The nature of the whole exercise has much in common with detection processes used in certain types of criminal investigation; in fact media phrases such as time detectives are deliberately used to apply a known market interest in crime and crime solution to things of a historical and archaeological nature. The word clue is often used in the same way, not for popularizing how archaeologists work, but for placing archaeological method in a context that people can understand. A book explaining archaeology to children even has the title How to be a Detective (Turner, 1991).
Reconstructing the past takes time, and disseminating the results in a way which is informative, interesting and uses the basic evidence in a way which is comprehensible takes skill. Archaeologists have spent almost as much time debating how to do it as in doing it (see Hills, 1993; Parker Pearson, 1993). But as a result archaeological literature has become more popularized and less stuffy, museums have shed their musty Victorian images, and exhibitions and reconstructions have become more sympathetic to the expectations of a public accustomed to theme parks, videos and visitor centres. Whether the perception the public is given is the correct one continues to be argued in archaeological circles.
Buried remains, by their very nature of being hidden and unknown, also tend to generate a contrasting aura of public interest, no less curious, but less scientific in approach and differing in objectives from those of the archaeologist. To many people, things derived from the ground possess a strange aura of the past, of unknown times, peoples and beliefs a perception fed by mass media which have long identified a huge popular market with an appetite for the unknown, the glamorous and the valuable. The same media have also generated images of the archaeologist as an individual, variously as the bearded, bumbling professor, the romantic figure, or the adventurer personified by Indiana Jones. There may be elements of truth in each, but the caricature is (sadly) unreal as much as the obsession with objects is wholly contrived. In these perceptions buried objects are seen as somehow containing an element of mystery because the circumstances which caused them to be made, used and ultimately deposited in the ground are, and will continue to be, unknown. It suits human nature within a predictable, science-based society that this uncertainty should persist. Unfortunately, it is a further irony that the very nature of archaeological work is to understand and to explain; and hence this stands in direct conflict with what many people believe archaeology to be about.

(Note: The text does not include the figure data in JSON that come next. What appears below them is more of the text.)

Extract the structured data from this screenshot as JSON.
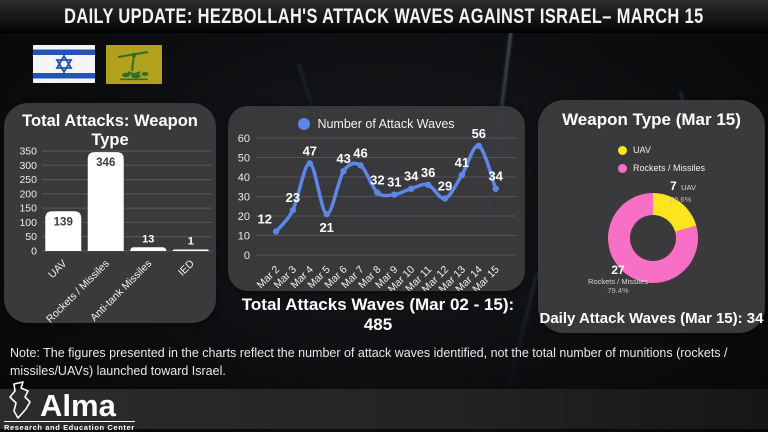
{
  "header": {
    "title": "DAILY UPDATE: HEZBOLLAH'S ATTACK WAVES AGAINST ISRAEL– MARCH 15"
  },
  "bar_panel": {
    "title": "Total Attacks: Weapon Type"
  },
  "line_panel": {
    "legend": "Number of Attack Waves",
    "total_label": "Total Attacks Waves (Mar 02 - 15):",
    "total_value": "485"
  },
  "donut_panel": {
    "title": "Weapon Type (Mar 15)",
    "legend": [
      {
        "label": "UAV"
      },
      {
        "label": "Rockets / Missiles"
      }
    ],
    "slice_labels": [
      {
        "value": "7",
        "name": "UAV",
        "pct": "20.6%"
      },
      {
        "value": "27",
        "name": "Rockets / Missiles",
        "pct": "79.4%"
      }
    ],
    "daily_label": "Daily Attack Waves (Mar 15): 34"
  },
  "note": "Note: The figures presented in the charts reflect the number of attack waves identified, not the total number of munitions (rockets / missiles/UAVs) launched toward Israel.",
  "footer": {
    "logo_text": "Alma",
    "logo_tagline": "Research and Education Center"
  },
  "chart_data": [
    {
      "type": "bar",
      "title": "Total Attacks: Weapon Type",
      "categories": [
        "UAV",
        "Rockets / Missiles",
        "Anti-tank Missiles",
        "IED"
      ],
      "values": [
        139,
        346,
        13,
        1
      ],
      "ylim": [
        0,
        350
      ],
      "ytick_step": 50,
      "bar_color": "#ffffff",
      "grid": true
    },
    {
      "type": "line",
      "title": "Number of Attack Waves",
      "x": [
        "Mar 2",
        "Mar 3",
        "Mar 4",
        "Mar 5",
        "Mar 6",
        "Mar 7",
        "Mar 8",
        "Mar 9",
        "Mar 10",
        "Mar 11",
        "Mar 12",
        "Mar 13",
        "Mar 14",
        "Mar 15"
      ],
      "values": [
        12,
        23,
        47,
        21,
        43,
        46,
        32,
        31,
        34,
        36,
        29,
        41,
        56,
        34
      ],
      "ylim": [
        0,
        60
      ],
      "ytick_step": 10,
      "line_color": "#5b86ea",
      "grid": true,
      "legend_position": "top",
      "total": 485
    },
    {
      "type": "pie",
      "donut": true,
      "title": "Weapon Type (Mar 15)",
      "labels": [
        "UAV",
        "Rockets / Missiles"
      ],
      "values": [
        7,
        27
      ],
      "percents": [
        20.6,
        79.4
      ],
      "colors": [
        "#fbe51c",
        "#f96fc5"
      ],
      "daily_total": 34
    }
  ]
}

It is also ironic that during the last 30 years, and particularly in the last decade, the way in which archaeology has broadened as a discipline and developed as a field science is remarkable (Hunter and Ralston, 1993). The result is that the perceived gap between what archaeologists actually do and what it is thought they do seems to become increasingly wide. While in the late 1950s and early 1960s archaeology was very much a seasonal activity carried out on a purely research basis by a relatively small number of academics, it rapidly expanded in response to a threat posed by modern development, particularly in ancient towns. By the 1980s, archaeological units and groups had become established in most parts of the country, nearly every county possessed an archaeologist within its planning department, and the discipline achieved a level of professional acceptance within the allied construction and planning professions. This has since been extended to the tourist and leisure industry and, most recently, into private practice as the by-product of new guidelines stemming from central planning directives (DOE, 1990). Somewhere in the order of over two thousand archaeologists now work in Britain, mostly within the planning and development arenas. There are a number of professional networks, for example based on museum, district, or county associations; there is also a professional institute (The Institute of Field Archaeologists) which, among other things, advises on working practices.